Devlet başa...
1. Deniyor ki; E.T. bir gün Y.H. ile birlikte Trabzon'da bomba imal edip atılmasını sağladı. 2. Y.H. İstanbul'da saklanırken yakalandı. 3. Her ne kadar şimdi "2 gün sonra yakalandı" deniyorsa da, o günkü kayıtlara göre bir hafta kadar geçmişti. 4. Yakalandığında, Emniyet Müdürü, "Örgüt yok. Münferit" demişti. 5. Lakin şimdi deniyor ki, E.T. de yakalandı ama Emniyet Müdürü onu dosya dışı bırakıp "muhbir" olarak görevlendirdi. 6. Vay anasını! 7. Demek (tabii tahmin edebiliriz de), bombalama, yaralama zanlısı kişileri yargıdan kaçırarak muhbir yapabilme yetkisi var Emniyet müdürlerinin. 8. Bir de, en az iki kişi olduğu halde, "Örgüt yok, münferit" deme görevleri de. 9. Emniyet Müdürü o günden sonra Trabzon'da iki yıl kadar daha görev yaptı; "Bize bu grupla ilgili bilgi getir" diye serbest bıraktığı "Muhbir" den nasıl yararlandı acaba. 10. Y.H. 11 ay tutukluluğu sırasında, daha sonra mahkûm (ama serbest!) kalana kadar "Abisi E.T." nin her duruşmaya geldiği söyleniyor. "Muhbir", duruşmada çalışıyor yani! 11. Daha vahimi, şimdi yine deniyor ki, "Muhbir, Dink suikastını önceden haber verdi." 12 . Vay anasını! 13. Yani, eğer hikâye doğruysa, Emniyet Müdürü'nün daha Kasım 2004'te görevlendirdiği "Muhbir" işini yapıyor, istihbarat topluyor ama kimse umursamıyor! 14. "Muhbir" i istihbaratla görevlendiren Emniyet Müdürü artık yerinde değil; başka görevde.
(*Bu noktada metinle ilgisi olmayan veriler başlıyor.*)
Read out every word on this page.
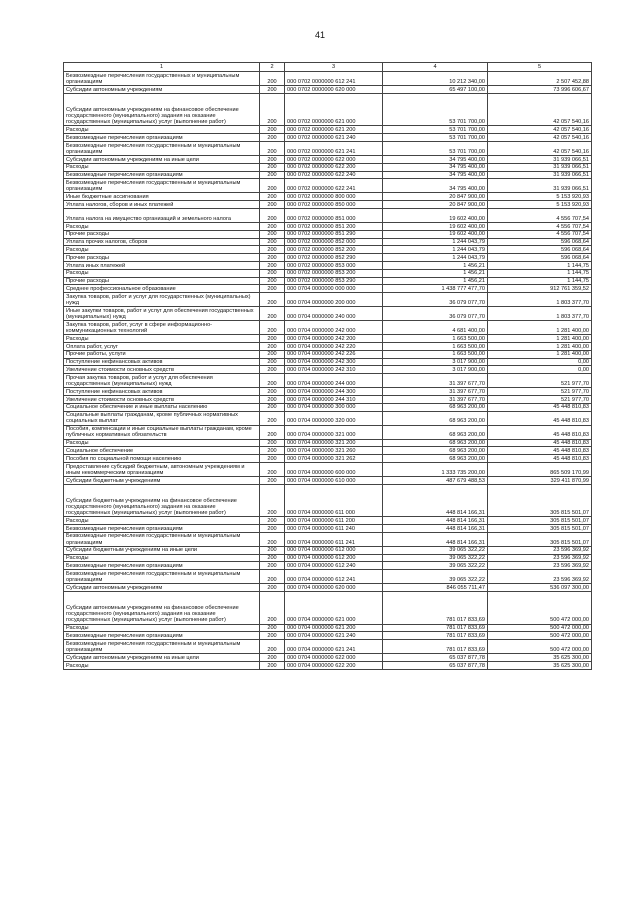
41
1	2	3	4	5
Безвозмездные перечисления государственных и муниципальным организациям	200	000 0702 0000000 612 241	10 212 340,00	2 507 452,88
Субсидии автономным учреждениям	200	000 0702 0000000 620 000	65 497 100,00	73 996 606,67
Субсидии автономным учреждениям на финансовое обеспечение государственного (муниципального) задания на оказание государственных (муниципальных) услуг (выполнение работ)	200	000 0702 0000000 621 000	53 701 700,00	42 057 540,16
Расходы	200	000 0702 0000000 621 200	53 701 700,00	42 057 540,16
Безвозмездные перечисления организациям	200	000 0702 0000000 621 240	53 701 700,00	42 057 540,16
Безвозмездные перечисления государственным и муниципальным организациям	200	000 0702 0000000 621 241	53 701 700,00	42 057 540,16
Субсидии автономным учреждениям на иные цели	200	000 0702 0000000 622 000	34 795 400,00	31 939 066,51
Расходы	200	000 0702 0000000 622 200	34 795 400,00	31 939 066,51
Безвозмездные перечисления организациям	200	000 0702 0000000 622 240	34 795 400,00	31 939 066,51
Безвозмездные перечисления государственным и муниципальным организациям	200	000 0702 0000000 622 241	34 795 400,00	31 939 066,51
Иные бюджетные ассигнования	200	000 0702 0000000 800 000	20 847 900,00	5 153 920,93
Уплата налогов, сборов и иных платежей	200	000 0702 0000000 850 000	20 847 900,00	5 153 920,93
Уплата налога на имущество организаций и земельного налога	200	000 0702 0000000 851 000	19 602 400,00	4 556 707,54
Расходы	200	000 0702 0000000 851 200	19 602 400,00	4 556 707,54
Прочие расходы	200	000 0702 0000000 851 290	19 602 400,00	4 556 707,54
Уплата прочих налогов, сборов	200	000 0702 0000000 852 000	1 244 043,79	596 068,64
Расходы	200	000 0702 0000000 852 200	1 244 043,79	596 068,64
Прочие расходы	200	000 0702 0000000 852 290	1 244 043,79	596 068,64
Уплата иных платежей	200	000 0702 0000000 853 000	1 456,21	1 144,75
Расходы	200	000 0702 0000000 853 200	1 456,21	1 144,75
Прочие расходы	200	000 0702 0000000 853 290	1 456,21	1 144,75
Среднее профессиональное образование	200	000 0704 0000000 000 000	1 438 777 477,70	912 761 359,52
Закупка товаров, работ и услуг для государственных (муниципальных) нужд	200	000 0704 0000000 200 000	36 079 077,70	1 803 377,70
Иные закупки товаров, работ и услуг для обеспечения государственных (муниципальных) нужд	200	000 0704 0000000 240 000	36 079 077,70	1 803 377,70
Закупка товаров, работ, услуг в сфере информационно-коммуникационных технологий	200	000 0704 0000000 242 000	4 681 400,00	1 281 400,00
Расходы	200	000 0704 0000000 242 200	1 663 500,00	1 281 400,00
Оплата работ, услуг	200	000 0704 0000000 242 220	1 663 500,00	1 281 400,00
Прочие работы, услуги	200	000 0704 0000000 242 226	1 663 500,00	1 281 400,00
Поступление нефинансовых активов	200	000 0704 0000000 242 300	3 017 900,00	0,00
Увеличение стоимости основных средств	200	000 0704 0000000 242 310	3 017 900,00	0,00
Прочая закупка товаров, работ и услуг для обеспечения государственных (муниципальных) нужд	200	000 0704 0000000 244 000	31 397 677,70	521 977,70
Поступление нефинансовых активов	200	000 0704 0000000 244 300	31 397 677,70	521 977,70
Увеличение стоимости основных средств	200	000 0704 0000000 244 310	31 397 677,70	521 977,70
Социальное обеспечение и иные выплаты населению	200	000 0704 0000000 300 000	68 963 200,00	45 448 810,83
Социальные выплаты гражданам, кроме публичных нормативных социальных выплат	200	000 0704 0000000 320 000	68 963 200,00	45 448 810,83
Пособия, компенсации и иные социальные выплаты гражданам, кроме публичных нормативных обязательств	200	000 0704 0000000 321 000	68 963 200,00	45 448 810,83
Расходы	200	000 0704 0000000 321 200	68 963 200,00	45 448 810,83
Социальное обеспечение	200	000 0704 0000000 321 260	68 963 200,00	45 448 810,83
Пособия по социальной помощи населению	200	000 0704 0000000 321 262	68 963 200,00	45 448 810,83
Предоставление субсидий бюджетным, автономным учреждениям и иным некоммерческим организациям	200	000 0704 0000000 600 000	1 333 735 200,00	865 509 170,99
Субсидии бюджетным учреждениям	200	000 0704 0000000 610 000	487 679 488,53	329 411 870,99
Субсидии бюджетным учреждениям на финансовое обеспечение государственного (муниципального) задания на оказание государственных (муниципальных) услуг (выполнение работ)	200	000 0704 0000000 611 000	448 814 166,31	305 815 501,07
Расходы	200	000 0704 0000000 611 200	448 814 166,31	305 815 501,07
Безвозмездные перечисления организациям	200	000 0704 0000000 611 240	448 814 166,31	305 815 501,07
Безвозмездные перечисления государственным и муниципальным организациям	200	000 0704 0000000 611 241	448 814 166,31	305 815 501,07
Субсидии бюджетным учреждениям на иные цели	200	000 0704 0000000 612 000	39 065 322,22	23 596 369,92
Расходы	200	000 0704 0000000 612 200	39 065 322,22	23 596 369,92
Безвозмездные перечисления организациям	200	000 0704 0000000 612 240	39 065 322,22	23 596 369,92
Безвозмездные перечисления государственным и муниципальным организациям	200	000 0704 0000000 612 241	39 065 322,22	23 596 369,92
Субсидии автономным учреждениям	200	000 0704 0000000 620 000	846 055 711,47	536 097 300,00
Субсидии автономным учреждениям на финансовое обеспечение государственного (муниципального) задания на оказание государственных (муниципальных) услуг (выполнение работ)	200	000 0704 0000000 621 000	781 017 833,69	500 472 000,00
Расходы	200	000 0704 0000000 621 200	781 017 833,69	500 472 000,00
Безвозмездные перечисления организациям	200	000 0704 0000000 621 240	781 017 833,69	500 472 000,00
Безвозмездные перечисления государственным и муниципальным организациям	200	000 0704 0000000 621 241	781 017 833,69	500 472 000,00
Субсидии автономным учреждениям на иные цели	200	000 0704 0000000 622 000	65 037 877,78	35 625 300,00
Расходы	200	000 0704 0000000 622 200	65 037 877,78	35 625 300,00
Ama nerede dersiniz: Emniyet İstihbarat Dairesi Başkanlığı'nda. 15. Bu hikâyenin her yanı zaten vahim de... 16. Bombacıdan muhbir yaparak onu yargıdan kaçıran ama örgüt bulamayan ve ihbarını da ciddiye almayan bir Emniyet mi tercih edersiniz?.. 17. Yoksa yargıdan kaçırılıp muhbirlik beklenen ama bu arada birtakım örgütsel, derinsel işlere devam etme ihtimali bulunan birini çalıştıran bir Emniyet mi? 18. Bir de, itirafçıların tetikçi yapılması gibi aşk dolu, sevgi dolu bir "jötem" ihtimal var ki, o yüzden "Devlet başa..." zaten.
...Kuzgun leşe! Bir güne sığdırılan (ikisi yurtdışı gidiş geliş) dört uçuşu sonunda, havada beyin kanaması geçirdikten sonra komadan çıkamayıp ölen, yeni bebek sahibi hostesi duydunuz değil mi? Kader belki şudur: 33 yıl önce düşen THY uçağının pilotu olan babasıyla aynı gün toprağa verilmek. Üstelik kendi doğum gününde. Ama ilkyardım çantası dahi boş olan uçaklar kader değildir. İnsanların "köle gibi" çalıştırılması kader değildir. İşsizlik, geçim, kariyer gibi endişeler içindeki insanları köleleştirip bazen uçaklara, bazen bankalara, bazen karakollara tıkmak kader değildir. Doğru; bir hosteslik, bir bankada bir masa, bir vezne önü, bir memurluk, öğretmenlik, polislik kapabilmek için sınavlara üst üste yığılıyor insanlar. Torpiller aranıyor; partililer peşinde koşuluyor. Eleklerde sürünülüyor. O yüzden, hepsi köleleştirmeye müstahak görülüyor. Kamu böyle. Özel sektör de farklı değil. Cafcaflı, pek modern, online bankalara bir bakınız. Önünden geçerken akşam geç bir saatte; bir şubeye burnunuzu dayayıp bir bakınız. İçeride, genellikle fazla mesai filan da ödenmeden, genç yaşlarında rakam, bilanço, prim, hedef manyağı kılınarak akşamın geç saatlerine kadar (hırsla ve endişeyle) çürütülen insanlar göreceksiniz. "Adaletsizlik" ve "hakkaniyetsizlik", şahin gibi bir yırtıcılık, hoyratlık her yerine işlemişse, derin veya sathi "kamusal hayat" leşe döndürülmüş kuzgunlarla, kurda yem olan yahut kurtlaşmış kuzularla doludur zaten.